Bentley testified, in answer to questions: “I sell paper;” represent defendant; efforts are confined to Dallas; have been with defendant a little over three years; worked as a salesman; make frequent visits to the office during the day; “only when I get business over there;” “turn orders in or get samples of paper something like that to show a customer;” all witness’ activities have been confined solely to soliciting business for defendant.

Portions of the deposition of R. M. Olmsted were offered: Was vice president and general manager of defendant; had “contract with salesmen, but control over only employees or salesmen receiving salaries”; in 1932 Bentley started handling defendant’s product as a commission salesman.
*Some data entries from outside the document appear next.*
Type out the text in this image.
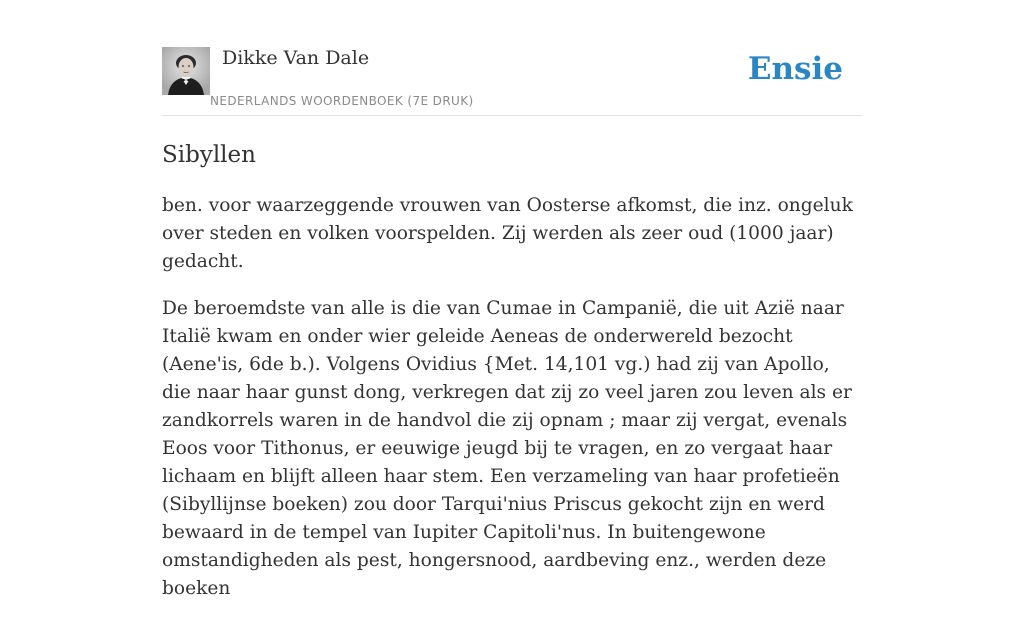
Dikke Van Dale
NEDERLANDS WOORDENBOEK (7E DRUK)
Ensie
Sibyllen

ben. voor waarzeggende vrouwen van Oosterse afkomst, die inz. ongeluk over steden en volken voorspelden. Zij werden als zeer oud (1000 jaar) gedacht.

De beroemdste van alle is die van Cumae in Campanië, die uit Azië naar Italië kwam en onder wier geleide Aeneas de onderwereld bezocht (Aene'is, 6de b.). Volgens Ovidius {Met. 14,101 vg.) had zij van Apollo, die naar haar gunst dong, verkregen dat zij zo veel jaren zou leven als er zandkorrels waren in de handvol die zij opnam ; maar zij vergat, evenals Eoos voor Tithonus, er eeuwige jeugd bij te vragen, en zo vergaat haar lichaam en blijft alleen haar stem. Een verzameling van haar profetieën (Sibyllijnse boeken) zou door Tarqui'nius Priscus gekocht zijn en werd bewaard in de tempel van Iupiter Capitoli'nus. In buitengewone omstandigheden als pest, hongersnood, aardbeving enz., werden deze boeken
Here quoting the record:

“Q. What instructions did you give him (Bentley) when he began working for you? A. Well, at that particular time, I might explain this: Naturally, anybody would know that there are very few businesses that needed a salesman of any kind; he applied for a position as a salesman and I didn’t have a position in the plant for any one, salesman or otherwise, but we did have wrapping paper that two or three other men were handling on a commission basis; that’s what Mr. Bentley’s position is with the concern.
“Q. Selling wrapping paper? A. On a ccfcnmission basis.
“Q. And what instruction did you give him with reference to the sale of that paper when he first started working for the Olmsted-Kirk Company? A. No instruction other than that he was not to solicit business from any concern that we had business from at that time.”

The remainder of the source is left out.